Since $P(0)=P(-1)=0$, $X$ and $X+1$ divide $P(X)$, $X(X+1)|P(X)$. Hence $P(n)/(n(n+1))$ is a rational whose denominator can be assumed to have a fixed value $q$. On the other hand, choosing $n$ so large that $n(n+1)$ has only the divisor 2 smaller than $q$,you see that the denominator of $P(n)/(n(n+1))$ must be $2$ hence it must always be $2$ or $1$ and $n(n+1)/2|P(n)$.
As $k$ is odd,
$r^k+(n+1-r)^k$ is divisible by $r+(n+1-r)=n+1$
and $s^k+(n-s)^k$ is divisible by $s+(n-s)=n$
Putting $r=1,2,\cdots,n-1,n$ and adding them we get
$$(n+1)|\sum_{1\le r\le n}\{r^k+(n+1-r)^k\} \implies (n+1)|2\sum_{1\le r\le n}r^k$$
Putting $s=1,2,\cdots,n-1,n$ and adding them we get
$$n|\sum_{1\le s\le n}\{s^k+(n-s)^k\} \implies (n)|2\sum_{1\le s\le n}s^k \implies n|2\sum_{1\le r\le n}r^k$$
Now, either $n$ or $n+1$ is odd
If $n$ is odd, $$n|2\sum_{1\le r\le n}r^k\implies n|\sum_{1\le r\le n}r^k$$
$$\implies \text{lcm}(n+1,n) | 2\sum_{1\le r\le n}r^k$$
$$\implies n(n+1) | 2\sum_{1\le r\le n}r^k\implies \frac{n(n+1)}2 | \sum_{1\le r\le n}r^k$$
Similarly when $n+1$ is odd
Since $1+2+...+n = \dfrac{n(n+1)}{2}$, you can prove separately that $S_k = 1^k+2^k+...+n^k$ is divisible by both $n$ and $\dfrac{n+1}{2}$ for $n$ odd, $n/2$ and $n+1$ for $n$ even.
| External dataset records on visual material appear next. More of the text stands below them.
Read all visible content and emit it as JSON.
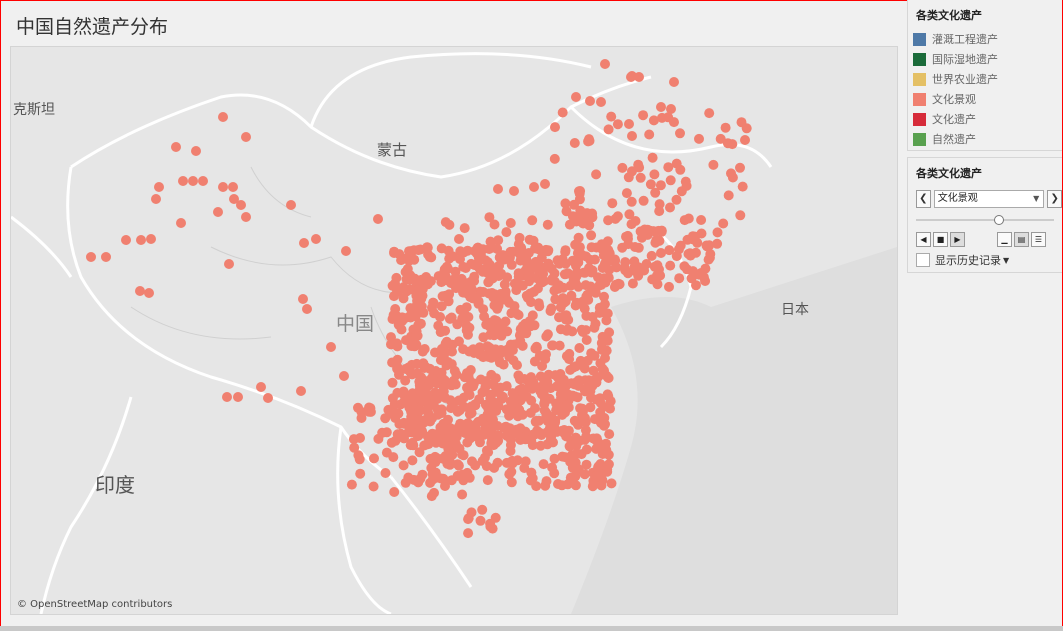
{
  "title": "中国自然遗产分布",
  "map": {
    "labels": {
      "kazakhstan": "克斯坦",
      "mongolia": "蒙古",
      "china": "中国",
      "japan": "日本",
      "india": "印度"
    },
    "attribution": "© OpenStreetMap contributors",
    "colors": {
      "land": "#e6e6e6",
      "borders": "#ffffff",
      "sea": "#d8d8d8",
      "point": "#f08070"
    }
  },
  "legend": {
    "title": "各类文化遗产",
    "items": [
      {
        "label": "灌溉工程遗产",
        "color": "#4e79a7"
      },
      {
        "label": "国际湿地遗产",
        "color": "#1b6b3a"
      },
      {
        "label": "世界农业遗产",
        "color": "#e4c065"
      },
      {
        "label": "文化景观",
        "color": "#f08070"
      },
      {
        "label": "文化遗产",
        "color": "#d62b3a"
      },
      {
        "label": "自然遗产",
        "color": "#59a14f"
      }
    ]
  },
  "filter": {
    "title": "各类文化遗产",
    "selected": "文化景观",
    "prev_icon": "chevron-left-icon",
    "next_icon": "chevron-right-icon",
    "slider_value": 0.6,
    "history_label": "显示历史记录"
  }
}
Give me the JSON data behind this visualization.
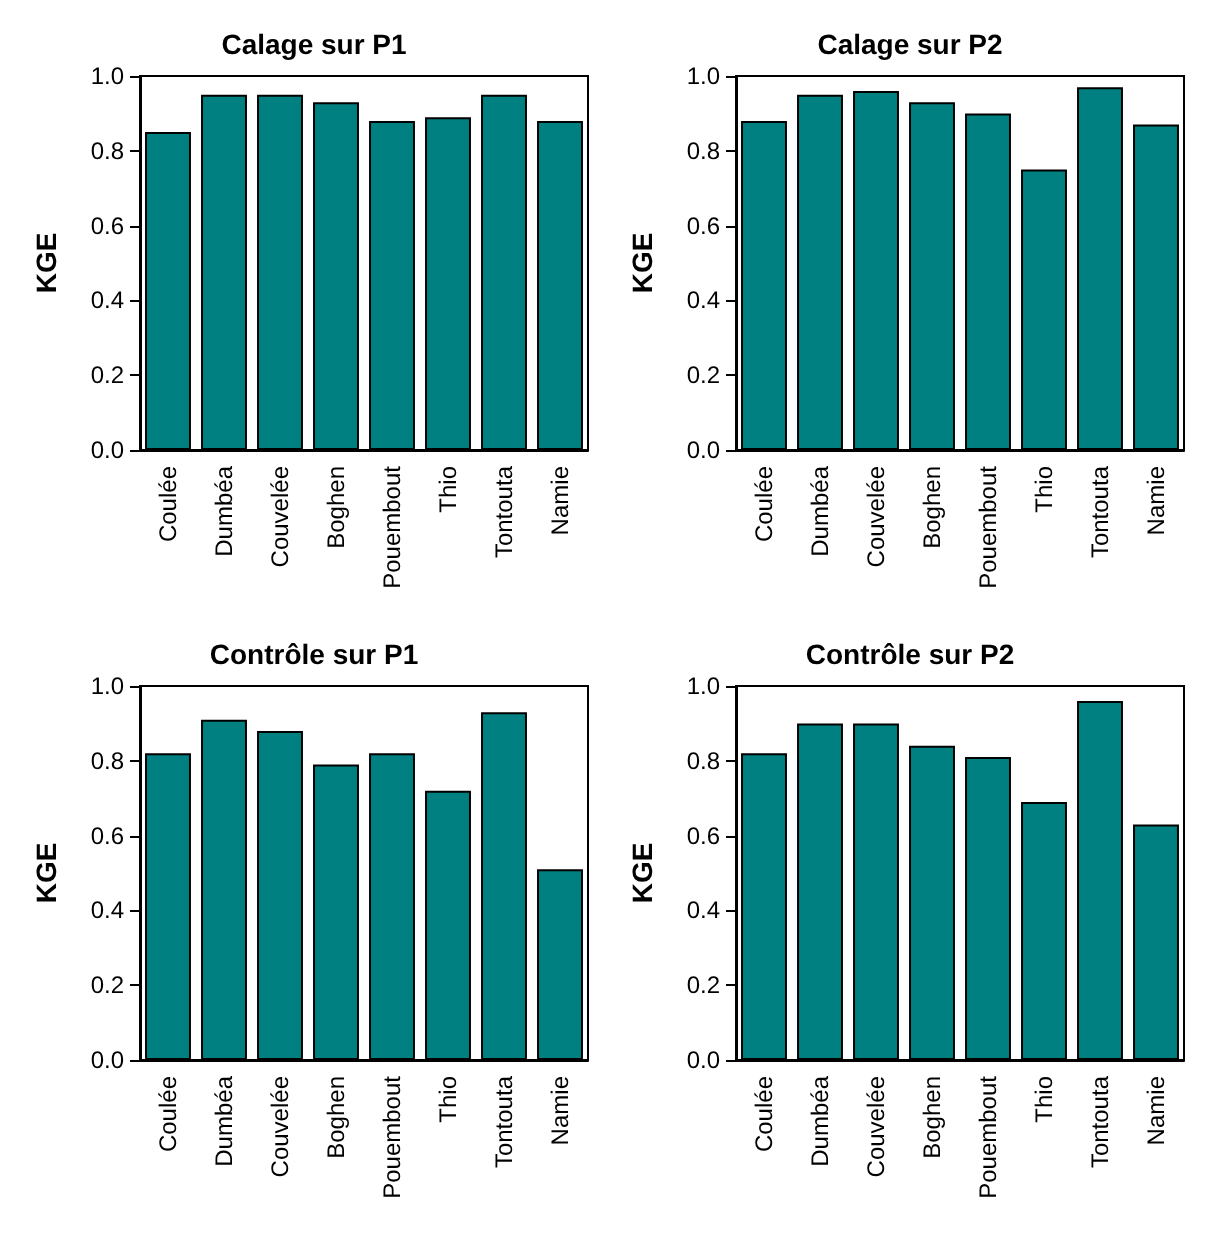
{
  "chart_data": [
    {
      "type": "bar",
      "title": "Calage sur P1",
      "ylabel": "KGE",
      "categories": [
        "Coulée",
        "Dumbéa",
        "Couvelée",
        "Boghen",
        "Pouembout",
        "Thio",
        "Tontouta",
        "Namie"
      ],
      "series": [
        {
          "color": "#008080",
          "values": [
            0.85,
            0.95,
            0.95,
            0.93,
            0.88,
            0.89,
            0.95,
            0.88
          ]
        }
      ],
      "ylim": [
        0,
        1
      ],
      "yticks": [
        {
          "value": 0,
          "label": "0.0"
        },
        {
          "value": 0.2,
          "label": "0.2"
        },
        {
          "value": 0.4,
          "label": "0.4"
        },
        {
          "value": 0.6,
          "label": "0.6"
        },
        {
          "value": 0.8,
          "label": "0.8"
        },
        {
          "value": 1,
          "label": "1.0"
        }
      ],
      "grid": false
    },
    {
      "type": "bar",
      "title": "Calage sur P2",
      "ylabel": "KGE",
      "categories": [
        "Coulée",
        "Dumbéa",
        "Couvelée",
        "Boghen",
        "Pouembout",
        "Thio",
        "Tontouta",
        "Namie"
      ],
      "series": [
        {
          "color": "#008080",
          "values": [
            0.88,
            0.95,
            0.96,
            0.93,
            0.9,
            0.75,
            0.97,
            0.87
          ]
        }
      ],
      "ylim": [
        0,
        1
      ],
      "yticks": [
        {
          "value": 0,
          "label": "0.0"
        },
        {
          "value": 0.2,
          "label": "0.2"
        },
        {
          "value": 0.4,
          "label": "0.4"
        },
        {
          "value": 0.6,
          "label": "0.6"
        },
        {
          "value": 0.8,
          "label": "0.8"
        },
        {
          "value": 1,
          "label": "1.0"
        }
      ],
      "grid": false
    },
    {
      "type": "bar",
      "title": "Contrôle sur P1",
      "ylabel": "KGE",
      "categories": [
        "Coulée",
        "Dumbéa",
        "Couvelée",
        "Boghen",
        "Pouembout",
        "Thio",
        "Tontouta",
        "Namie"
      ],
      "series": [
        {
          "color": "#008080",
          "values": [
            0.82,
            0.91,
            0.88,
            0.79,
            0.82,
            0.72,
            0.93,
            0.51
          ]
        }
      ],
      "ylim": [
        0,
        1
      ],
      "yticks": [
        {
          "value": 0,
          "label": "0.0"
        },
        {
          "value": 0.2,
          "label": "0.2"
        },
        {
          "value": 0.4,
          "label": "0.4"
        },
        {
          "value": 0.6,
          "label": "0.6"
        },
        {
          "value": 0.8,
          "label": "0.8"
        },
        {
          "value": 1,
          "label": "1.0"
        }
      ],
      "grid": false
    },
    {
      "type": "bar",
      "title": "Contrôle sur P2",
      "ylabel": "KGE",
      "categories": [
        "Coulée",
        "Dumbéa",
        "Couvelée",
        "Boghen",
        "Pouembout",
        "Thio",
        "Tontouta",
        "Namie"
      ],
      "series": [
        {
          "color": "#008080",
          "values": [
            0.82,
            0.9,
            0.9,
            0.84,
            0.81,
            0.69,
            0.96,
            0.63
          ]
        }
      ],
      "ylim": [
        0,
        1
      ],
      "yticks": [
        {
          "value": 0,
          "label": "0.0"
        },
        {
          "value": 0.2,
          "label": "0.2"
        },
        {
          "value": 0.4,
          "label": "0.4"
        },
        {
          "value": 0.6,
          "label": "0.6"
        },
        {
          "value": 0.8,
          "label": "0.8"
        },
        {
          "value": 1,
          "label": "1.0"
        }
      ],
      "grid": false
    }
  ]
}
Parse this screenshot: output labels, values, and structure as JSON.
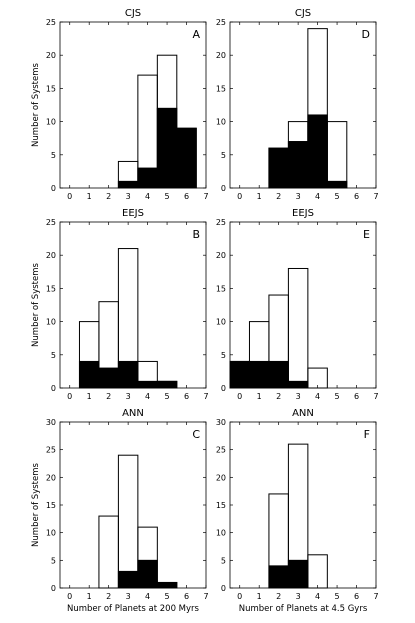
{
  "chart_data": [
    {
      "type": "bar",
      "panel": "A",
      "title": "CJS",
      "ylabel": "Number of Systems",
      "xlabel": "",
      "xlim": [
        -0.5,
        7
      ],
      "ylim": [
        0,
        25
      ],
      "x": [
        0,
        1,
        2,
        3,
        4,
        5,
        6
      ],
      "series": [
        {
          "values": [
            0,
            0,
            0,
            4,
            17,
            20,
            9
          ],
          "fill": "none"
        },
        {
          "values": [
            0,
            0,
            0,
            1,
            3,
            12,
            9
          ],
          "fill": "#000000"
        }
      ]
    },
    {
      "type": "bar",
      "panel": "D",
      "title": "CJS",
      "ylabel": "",
      "xlabel": "",
      "xlim": [
        -0.5,
        7
      ],
      "ylim": [
        0,
        25
      ],
      "x": [
        0,
        1,
        2,
        3,
        4,
        5,
        6
      ],
      "series": [
        {
          "values": [
            0,
            0,
            6,
            10,
            24,
            10,
            0
          ],
          "fill": "none"
        },
        {
          "values": [
            0,
            0,
            6,
            7,
            11,
            1,
            0
          ],
          "fill": "#000000"
        }
      ]
    },
    {
      "type": "bar",
      "panel": "B",
      "title": "EEJS",
      "ylabel": "Number of Systems",
      "xlabel": "",
      "xlim": [
        -0.5,
        7
      ],
      "ylim": [
        0,
        25
      ],
      "x": [
        0,
        1,
        2,
        3,
        4,
        5,
        6
      ],
      "series": [
        {
          "values": [
            0,
            10,
            13,
            21,
            4,
            1,
            0
          ],
          "fill": "none"
        },
        {
          "values": [
            0,
            4,
            3,
            4,
            1,
            1,
            0
          ],
          "fill": "#000000"
        }
      ]
    },
    {
      "type": "bar",
      "panel": "E",
      "title": "EEJS",
      "ylabel": "",
      "xlabel": "",
      "xlim": [
        -0.5,
        7
      ],
      "ylim": [
        0,
        25
      ],
      "x": [
        0,
        1,
        2,
        3,
        4,
        5,
        6
      ],
      "series": [
        {
          "values": [
            4,
            10,
            14,
            18,
            3,
            0,
            0
          ],
          "fill": "none"
        },
        {
          "values": [
            4,
            4,
            4,
            1,
            0,
            0,
            0
          ],
          "fill": "#000000"
        }
      ]
    },
    {
      "type": "bar",
      "panel": "C",
      "title": "ANN",
      "ylabel": "Number of Systems",
      "xlabel": "Number of Planets at 200 Myrs",
      "xlim": [
        -0.5,
        7
      ],
      "ylim": [
        0,
        30
      ],
      "x": [
        0,
        1,
        2,
        3,
        4,
        5,
        6
      ],
      "series": [
        {
          "values": [
            0,
            0,
            13,
            24,
            11,
            1,
            0
          ],
          "fill": "none"
        },
        {
          "values": [
            0,
            0,
            0,
            3,
            5,
            1,
            0
          ],
          "fill": "#000000"
        }
      ]
    },
    {
      "type": "bar",
      "panel": "F",
      "title": "ANN",
      "ylabel": "",
      "xlabel": "Number of Planets at 4.5 Gyrs",
      "xlim": [
        -0.5,
        7
      ],
      "ylim": [
        0,
        30
      ],
      "x": [
        0,
        1,
        2,
        3,
        4,
        5,
        6
      ],
      "series": [
        {
          "values": [
            0,
            0,
            17,
            26,
            6,
            0,
            0
          ],
          "fill": "none"
        },
        {
          "values": [
            0,
            0,
            4,
            5,
            0,
            0,
            0
          ],
          "fill": "#000000"
        }
      ]
    }
  ],
  "xticks": [
    0,
    1,
    2,
    3,
    4,
    5,
    6,
    7
  ],
  "yticks_25": [
    0,
    5,
    10,
    15,
    20,
    25
  ],
  "yticks_30": [
    0,
    5,
    10,
    15,
    20,
    25,
    30
  ]
}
For instance, when $n$ is odd, prove that $n+1|a^k+(n-a+1)^k$ and then partition $S_k$ in such a way that every summand is divisible by $n+1.$ The rest is pretty much similar for the different cases.
You can also use a more powerful apparatus called Bernoulli numbers and how they are related to power sums. In fact, you can prove that $S_k$ is a polynomial of $S_1$ with rational coefficients.